Before seeking a debt consolidator, contact your creditors to negotiate a management plan and a lower interest rate. Remember, you lose the ability to negotiate with your creditors once they turn your debt over to a collection agency. More importantly, commit to changing your buying and borrowing habits before taking on any additional loans.
Roll Loans Onto Credit Cards?
Michael LaPorte, a 33-year-old attorney, tried to reduce his debt by transferring half of his student loan debt from his loan creditor to credit cards. Now, he owes $30,000 in credit card debt, and pays two to three times the minimum payment each month.
La Porte should not have put his loan on the credit card, Hobson said.
"Student loans usually have anywhere from a 6 to 8 percent interest rate, and you have a lot more flexibility in negotiating with student loan companies than credit card companies," Hobson said. "Once you put the loans on your regular credit cards, you've jumped back up to interest rates around 18 percent. So again, unless you know you can pay them off very quickly, don't do it."
LaPorte pointed out that many debt consolidation companies claim to be "non-profit," but Hobson says that term can be deceiving.
"Non-profit doesn't mean no-profit," Hobson said.
Sometime debt consolidation companies will take one month of payments as a service fee, set-up fee or processing fee. Money that you think is going to your credit card company is going to the credit counseling company, Hobson said.
In other instances, the debt consolidation agencies refer consumers to another company for a loan, since they do not offer loans themselves. They sometimes are associated with for-profit lenders, essentially passing on your business to their friends.
"Bottom line — this is a business to make money," Hobson said. "Ask yourself what are they doing for you that you couldn't do yourself with just a few phone calls."
Which Companies Are Legitimate?
Carlas Gilbert, 35, of Chicago, owes about $10,000 in credit card debt over five cards. She pays about $600 a month to try to whittle it down. She wanted to know how to know which debt consolidation companies are legitimate.

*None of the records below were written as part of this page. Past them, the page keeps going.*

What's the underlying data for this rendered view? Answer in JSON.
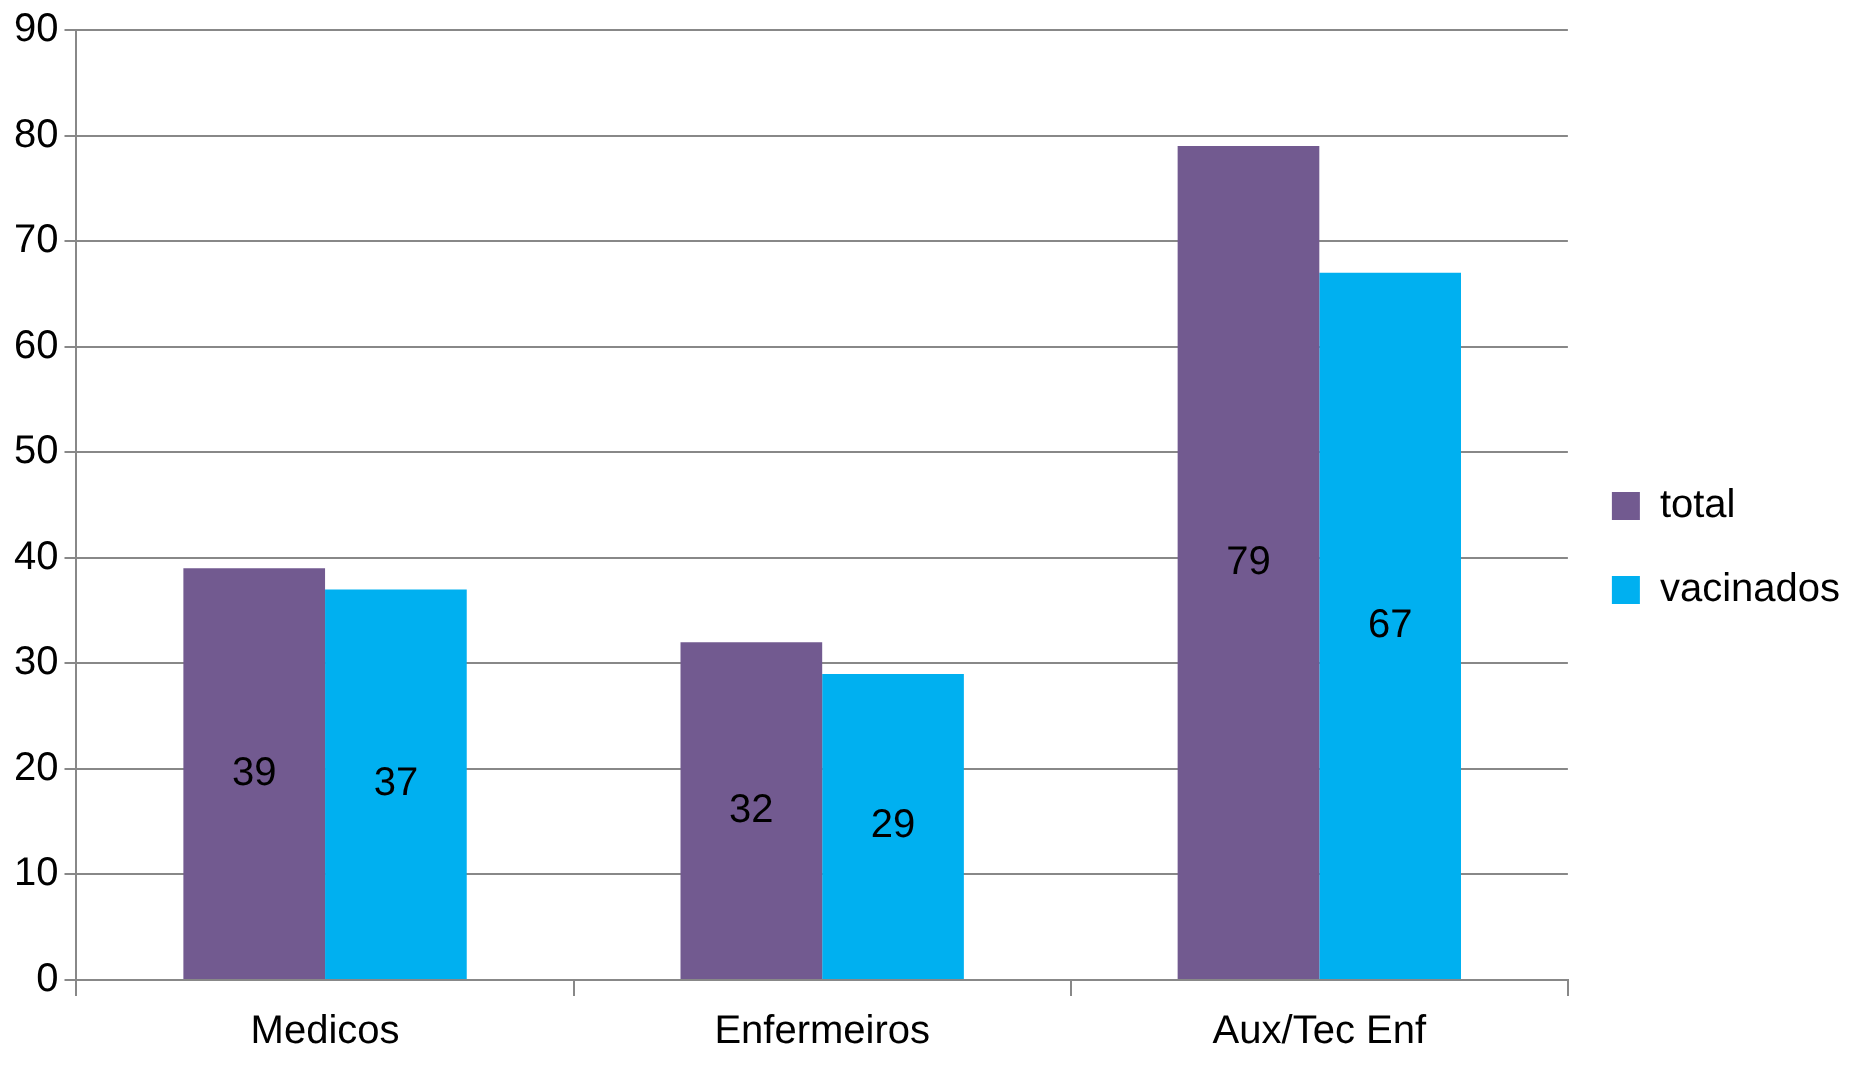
{
  "chart_data": {
    "type": "bar",
    "categories": [
      "Medicos",
      "Enfermeiros",
      "Aux/Tec Enf"
    ],
    "series": [
      {
        "name": "total",
        "color": "#725a90",
        "values": [
          39,
          32,
          79
        ]
      },
      {
        "name": "vacinados",
        "color": "#00b0f0",
        "values": [
          37,
          29,
          67
        ]
      }
    ],
    "ylim": [
      0,
      90
    ],
    "yticks": [
      0,
      10,
      20,
      30,
      40,
      50,
      60,
      70,
      80,
      90
    ],
    "grid": "y",
    "legend": "right",
    "data_labels": true
  }
}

"You see all these ads for companies, so how do you know which ones are legitimate, and which aren't?" Gilbert asked. "How do you know the difference?"
Hobson says to be wary of companies that offer "simple solutions," and look out for danger signs, words like "easy," "painless," and "cannot be turned down."
Generally, the "good guys" belong to the National Foundation for Credit Counseling, which has more than 1,300 offices nationwide, Hobson said.